Un des paysans présents, Oussama Bahrouni, semble convaincu. Dès la prochaine saison il veut semer une variété locale.

Auparavant, dit-il, les agriculteurs doivent acheter des semences à chaque saison, car les graines de semences hybrides ne peuvent être resemées.

Résultat : à ce jour, la Tunisie importe chaque année de 70 à 80% de ses semences de légumes.

– « Patrimoine génétique » –

Une banque nationale travaille à « reconquérir » le « patrimoine génétique » local.

Depuis 2008, elle collecte des semences traditionnelles auprès des agriculteurs et récupère des semences autochtones conservées dans des banques de gènes à travers le monde.

La Tunisie a ainsi pu rapporter au pays plus de 7.000 échantillons de graines d’arbres fruitiers, céréales ou légumes, sur les plus de 11.000 trouvés en Europe mais aussi en Asie, et jusqu’en Australie.
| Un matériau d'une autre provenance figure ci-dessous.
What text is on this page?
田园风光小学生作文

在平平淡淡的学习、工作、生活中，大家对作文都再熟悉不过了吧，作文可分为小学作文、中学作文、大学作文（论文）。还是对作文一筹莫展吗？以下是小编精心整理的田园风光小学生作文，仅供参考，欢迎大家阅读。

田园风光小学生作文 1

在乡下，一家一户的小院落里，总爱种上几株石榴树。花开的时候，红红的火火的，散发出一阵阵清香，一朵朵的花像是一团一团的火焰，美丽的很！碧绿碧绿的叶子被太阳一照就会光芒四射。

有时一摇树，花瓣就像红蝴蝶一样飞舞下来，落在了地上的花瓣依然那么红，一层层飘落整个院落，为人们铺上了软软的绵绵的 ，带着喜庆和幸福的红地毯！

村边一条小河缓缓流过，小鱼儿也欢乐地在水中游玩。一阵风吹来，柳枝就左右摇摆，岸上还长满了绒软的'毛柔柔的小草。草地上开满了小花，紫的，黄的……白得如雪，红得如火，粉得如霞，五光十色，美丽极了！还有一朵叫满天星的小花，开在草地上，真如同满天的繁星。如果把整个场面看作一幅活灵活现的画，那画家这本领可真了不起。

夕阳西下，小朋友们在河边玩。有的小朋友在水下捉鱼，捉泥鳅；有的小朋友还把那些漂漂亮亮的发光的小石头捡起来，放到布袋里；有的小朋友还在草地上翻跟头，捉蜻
Ces graines commencent à être semées à nouveau dans les champs tunisiens.

Du blé prêt à être récolté dans un champ de Jedaida, le 12 juin 2021 en Tunisie
Du blé prêt à être récolté dans un champ de Jedaida, le 12 juin 2021 en Tunisie FETHI BELAID AFP

Les variétés anciennes comme « Al-Msekni » ou « Al-Mahmoudi » « sont issues de cette terre, elles la connaissent très bien », selon Aymen Amayed, chercheur en politiques agricoles.

De ce fait, elles s’adaptent mieux aux épisodes s’accumulent de sécheresse, et plus largement « aux changements climatiques », explique de son côté M. Ben Naceur.

Face à l’augmentation prévue des températures à l’horizon 2050, il assure que « les variétés qui ne seront pas celles qui vont disparaître », alors que des records absolus de chaleur ont été battus cet été en Tunisie.

L’Organisation des Nations unies pour l’agriculture et l’alimentation (FAO) met elle-même en garde contre un recours croissant aux semences hybrides, considérant qu’il constitue une menace pour les semences autochtones.

Selon la FAO, environ 75% de la diversité génétique des cultures dans le monde a déjà disparu au cours du siècle dernier.